Online sip investment is relatively easy; you can set up your account and invest in a few minutes. But as all kinds of investments involve financial risk, you must read the scheme carefully before investing. For example, understand the payment structure, return policy, NVA application, load etc.

 

  • Determine payment structure (decide between PDC and NACH)

Once you sign up for a sip investment plan, it is time to determine the payment structure and mode. For example, decide whether you want to contribute weekly or monthly. Also, there are two primary payment options: post-dated cheque (PDC) and NACH, an auto debit payment system.

 

  • Start your first SIP-

The last and most exciting step is to start investing in your SIP. You must remember a NACH form can take 15 days to confirm, and the NPIC process also takes some time to complete. Therefore, you may need at least one month to start your sip investment in India. Also, keep your bank funds clear before the SIP date.

 

Things to consider while you invest in sip

Multiple factors can work as a crucial element when you plan to invest sip like-

Understand your financial goals- understanding your financial goals is essential before investing in SIPs.

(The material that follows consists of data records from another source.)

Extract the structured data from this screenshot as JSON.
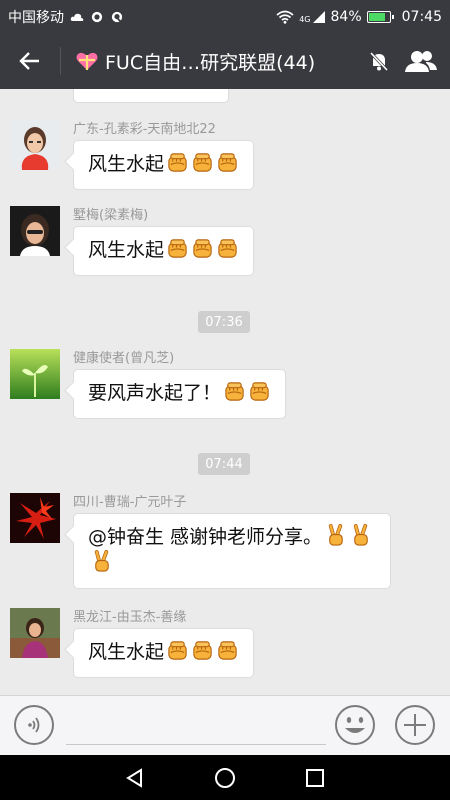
{
  "status_bar": {
    "carrier": "中国移动",
    "network": "4G",
    "battery": "84%",
    "battery_level": 0.84,
    "time": "07:45"
  },
  "header": {
    "title": "FUC自由…研究联盟(44)",
    "icons": [
      "back-arrow-icon",
      "heart-gift-icon",
      "mute-bell-icon",
      "group-members-icon"
    ]
  },
  "messages": [
    {
      "sender": "广东-孔素彩-天南地北22",
      "text": "风生水起",
      "emoji": [
        "fist",
        "fist",
        "fist"
      ]
    },
    {
      "sender": "墅梅(梁素梅)",
      "text": "风生水起",
      "emoji": [
        "fist",
        "fist",
        "fist"
      ]
    },
    {
      "time": "07:36"
    },
    {
      "sender": "健康使者(曾凡芝)",
      "text": "要风声水起了！",
      "emoji": [
        "fist",
        "fist"
      ]
    },
    {
      "time": "07:44"
    },
    {
      "sender": "四川-曹瑞-广元叶子",
      "text": "@钟奋生 感谢钟老师分享。",
      "emoji": [
        "victory",
        "victory",
        "victory"
      ]
    },
    {
      "sender": "黑龙江-由玉杰-善缘",
      "text": "风生水起",
      "emoji": [
        "fist",
        "fist",
        "fist"
      ]
    }
  ],
  "colors": {
    "header_bg": "#393a3f",
    "chat_bg": "#ebebeb",
    "bubble_bg": "#ffffff",
    "time_chip_bg": "#cecece"
  }
}
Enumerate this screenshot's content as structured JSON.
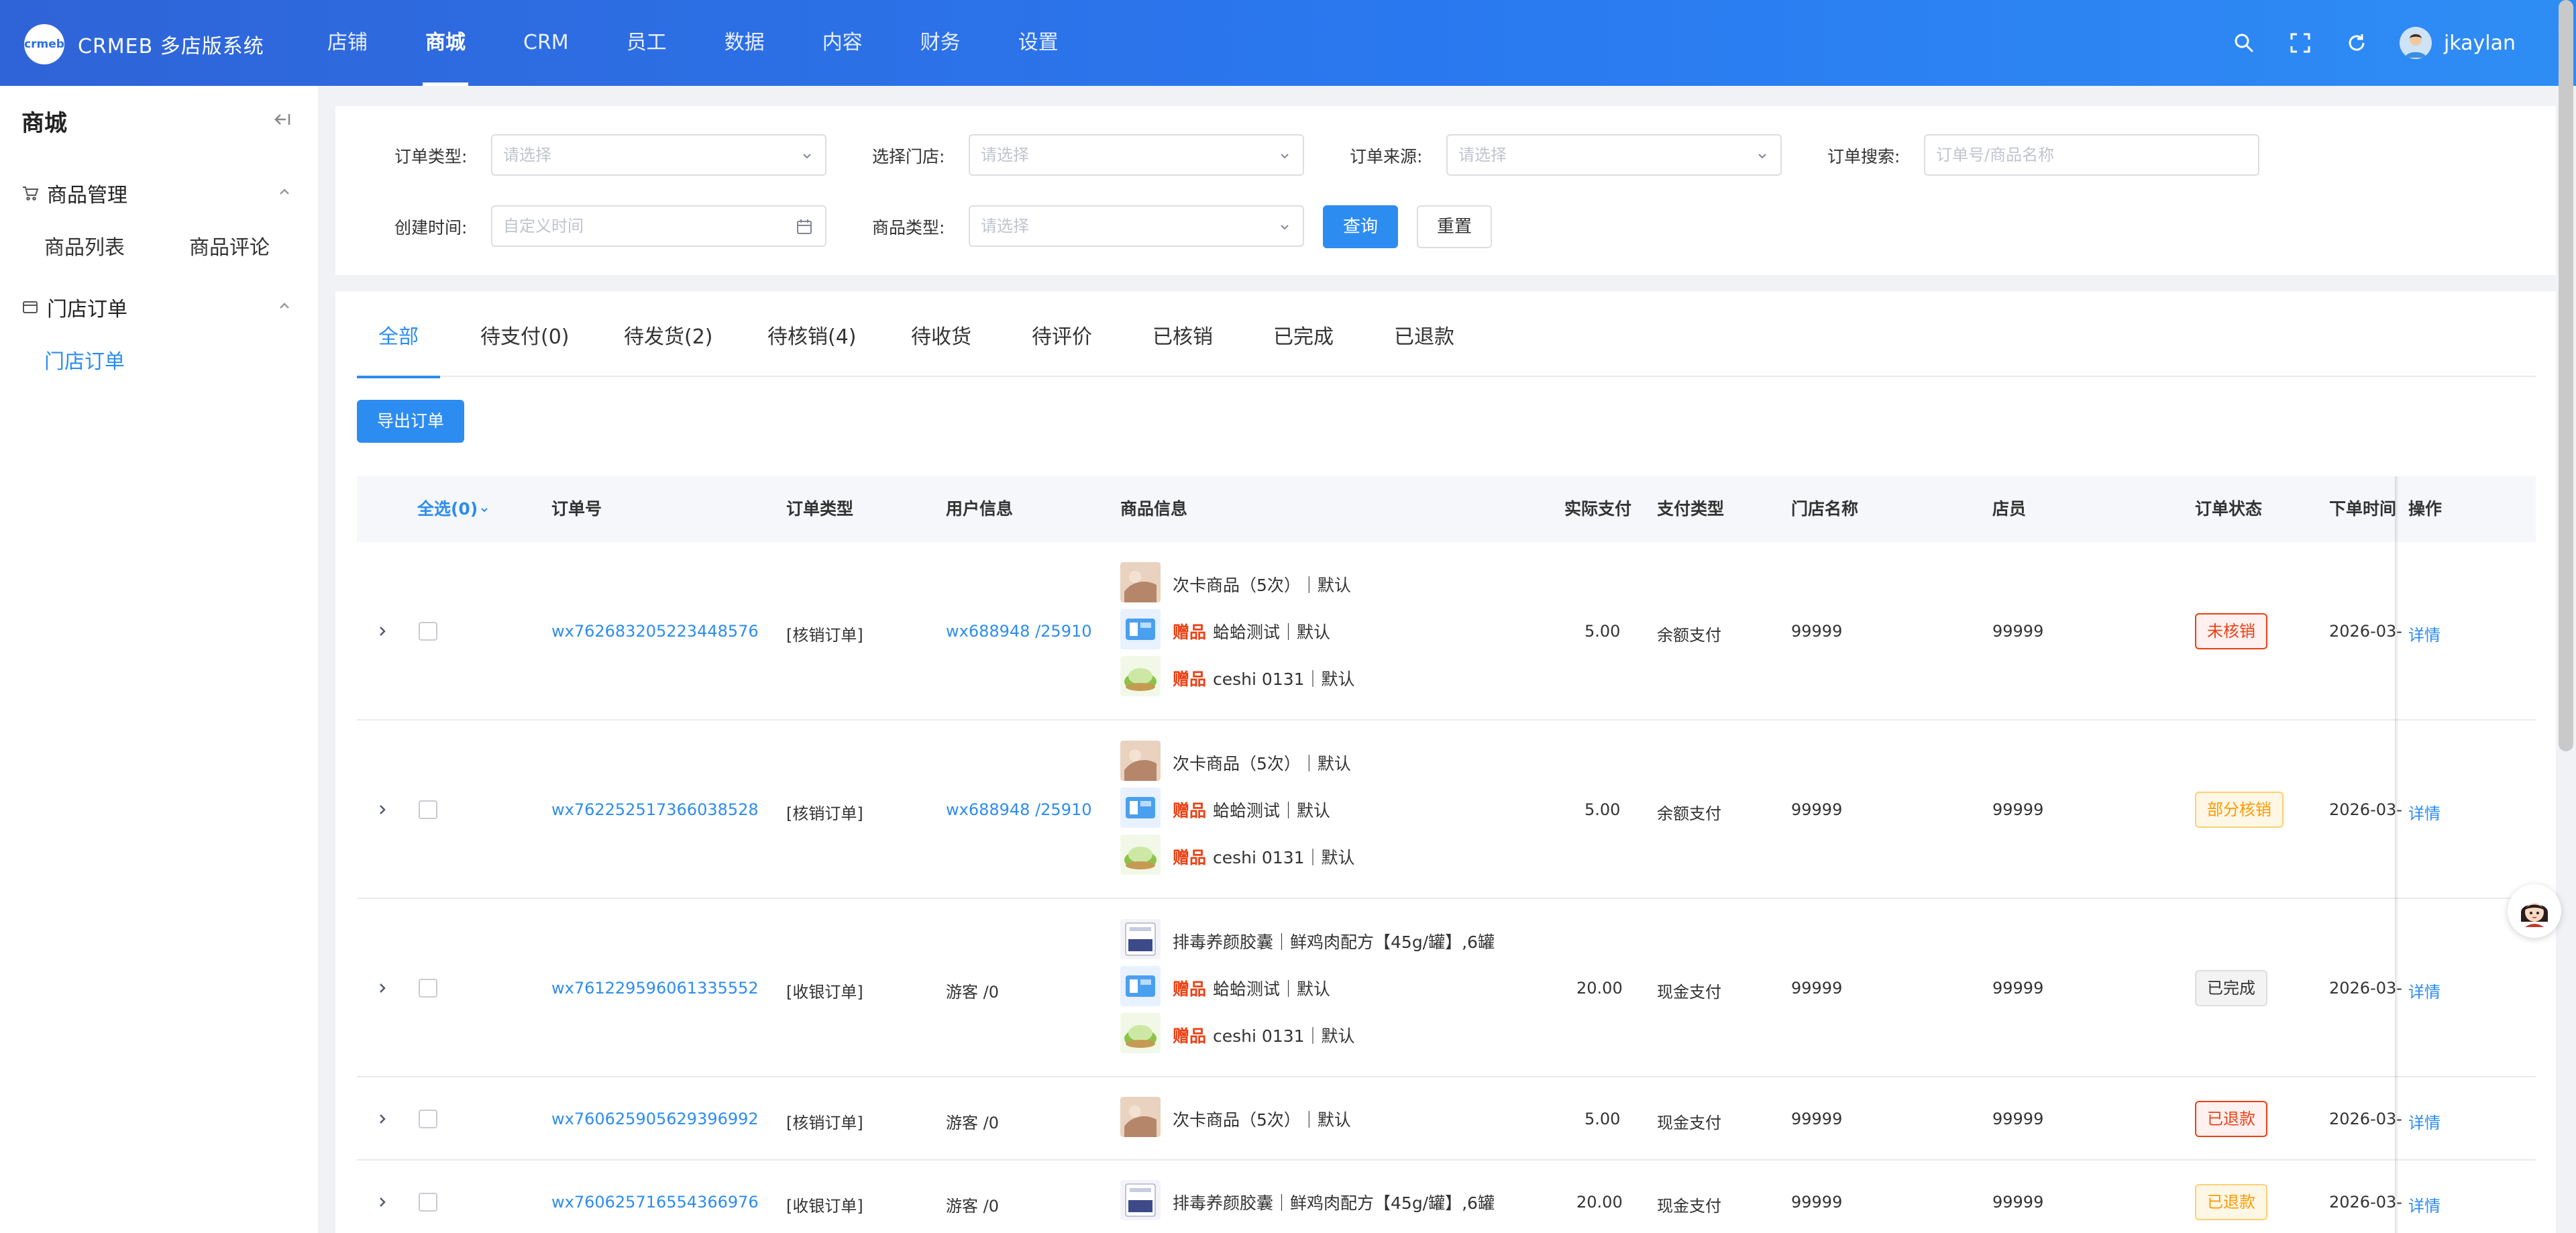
{
  "header": {
    "logo_text": "crmeb",
    "brand": "CRMEB 多店版系统",
    "nav": [
      "店铺",
      "商城",
      "CRM",
      "员工",
      "数据",
      "内容",
      "财务",
      "设置"
    ],
    "active_nav": "商城",
    "user_name": "jkaylan",
    "icons": [
      "search-icon",
      "fullscreen-icon",
      "refresh-icon"
    ]
  },
  "sidebar": {
    "title": "商城",
    "groups": [
      {
        "label": "商品管理",
        "icon": "cart-icon",
        "items": [
          "商品列表",
          "商品评论"
        ]
      },
      {
        "label": "门店订单",
        "icon": "window-icon",
        "items": [
          "门店订单"
        ]
      }
    ],
    "active_item": "门店订单"
  },
  "filters": {
    "order_type_label": "订单类型:",
    "order_type_placeholder": "请选择",
    "store_label": "选择门店:",
    "store_placeholder": "请选择",
    "source_label": "订单来源:",
    "source_placeholder": "请选择",
    "search_label": "订单搜索:",
    "search_placeholder": "订单号/商品名称",
    "time_label": "创建时间:",
    "time_placeholder": "自定义时间",
    "goods_type_label": "商品类型:",
    "goods_type_placeholder": "请选择",
    "query_button": "查询",
    "reset_button": "重置"
  },
  "tabs": [
    "全部",
    "待支付(0)",
    "待发货(2)",
    "待核销(4)",
    "待收货",
    "待评价",
    "已核销",
    "已完成",
    "已退款"
  ],
  "active_tab": "全部",
  "export_button": "导出订单",
  "table": {
    "select_all": "全选(0)",
    "columns": [
      "订单号",
      "订单类型",
      "用户信息",
      "商品信息",
      "实际支付",
      "支付类型",
      "门店名称",
      "店员",
      "订单状态",
      "下单时间",
      "操作"
    ],
    "rows": [
      {
        "order_no": "wx762683205223448576",
        "order_type": "[核销订单]",
        "user": "wx688948 /25910",
        "user_link": true,
        "goods": [
          {
            "gift": "",
            "name": "次卡商品（5次）｜默认",
            "thumb": "card"
          },
          {
            "gift": "赠品",
            "name": "蛤蛤测试｜默认",
            "thumb": "blue"
          },
          {
            "gift": "赠品",
            "name": "ceshi 0131｜默认",
            "thumb": "green"
          }
        ],
        "paid": "5.00",
        "pay_type": "余额支付",
        "store": "99999",
        "clerk": "99999",
        "status": "未核销",
        "status_style": "red",
        "time": "2026-03-",
        "action": "详情"
      },
      {
        "order_no": "wx762252517366038528",
        "order_type": "[核销订单]",
        "user": "wx688948 /25910",
        "user_link": true,
        "goods": [
          {
            "gift": "",
            "name": "次卡商品（5次）｜默认",
            "thumb": "card"
          },
          {
            "gift": "赠品",
            "name": "蛤蛤测试｜默认",
            "thumb": "blue"
          },
          {
            "gift": "赠品",
            "name": "ceshi 0131｜默认",
            "thumb": "green"
          }
        ],
        "paid": "5.00",
        "pay_type": "余额支付",
        "store": "99999",
        "clerk": "99999",
        "status": "部分核销",
        "status_style": "orange",
        "time": "2026-03-",
        "action": "详情"
      },
      {
        "order_no": "wx761229596061335552",
        "order_type": "[收银订单]",
        "user": "游客 /0",
        "user_link": false,
        "goods": [
          {
            "gift": "",
            "name": "排毒养颜胶囊｜鲜鸡肉配方【45g/罐】,6罐",
            "thumb": "box"
          },
          {
            "gift": "赠品",
            "name": "蛤蛤测试｜默认",
            "thumb": "blue"
          },
          {
            "gift": "赠品",
            "name": "ceshi 0131｜默认",
            "thumb": "green"
          }
        ],
        "paid": "20.00",
        "pay_type": "现金支付",
        "store": "99999",
        "clerk": "99999",
        "status": "已完成",
        "status_style": "gray",
        "time": "2026-03-",
        "action": "详情"
      },
      {
        "order_no": "wx760625905629396992",
        "order_type": "[核销订单]",
        "user": "游客 /0",
        "user_link": false,
        "goods": [
          {
            "gift": "",
            "name": "次卡商品（5次）｜默认",
            "thumb": "card"
          }
        ],
        "paid": "5.00",
        "pay_type": "现金支付",
        "store": "99999",
        "clerk": "99999",
        "status": "已退款",
        "status_style": "red",
        "time": "2026-03-",
        "action": "详情"
      },
      {
        "order_no": "wx760625716554366976",
        "order_type": "[收银订单]",
        "user": "游客 /0",
        "user_link": false,
        "goods": [
          {
            "gift": "",
            "name": "排毒养颜胶囊｜鲜鸡肉配方【45g/罐】,6罐",
            "thumb": "box"
          }
        ],
        "paid": "20.00",
        "pay_type": "现金支付",
        "store": "99999",
        "clerk": "99999",
        "status": "已退款",
        "status_style": "orange",
        "time": "2026-03-",
        "action": "详情"
      }
    ]
  },
  "colors": {
    "primary": "#2d8cf0",
    "header_start": "#2f64d8",
    "header_end": "#2e8df5",
    "danger": "#ed4014",
    "warning": "#ff9900"
  }
}
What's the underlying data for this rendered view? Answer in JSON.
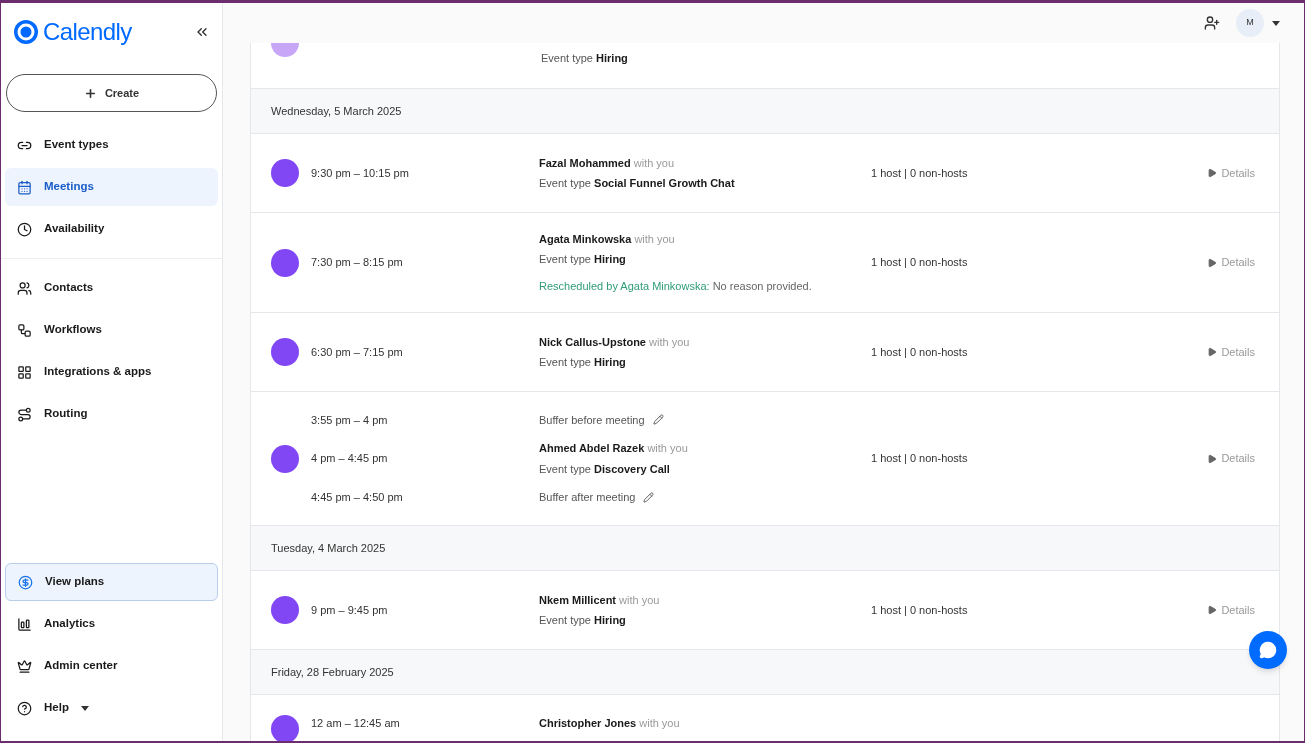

Choose long-term plans- SIPs work as an ideal plan for long-term investments. So, it would be wise to choose long-term objectives instead of 6 months or one-year short-term plans.

Do not stop or pause sip- stopping or pausing sip payments can affect your return and other benefits.

Increase your contribution with your increased income- the best way to maximise your SIP returns is to increase your contribution and match the pace with inflation.

 

Conclusion

SIP, or systematic investment plan, is one of the most tried and trusted mutual funds that brings good returns with minimal risk of market volatility. But there are plenty of options for sip investment in India, and you must choose what fits you the best.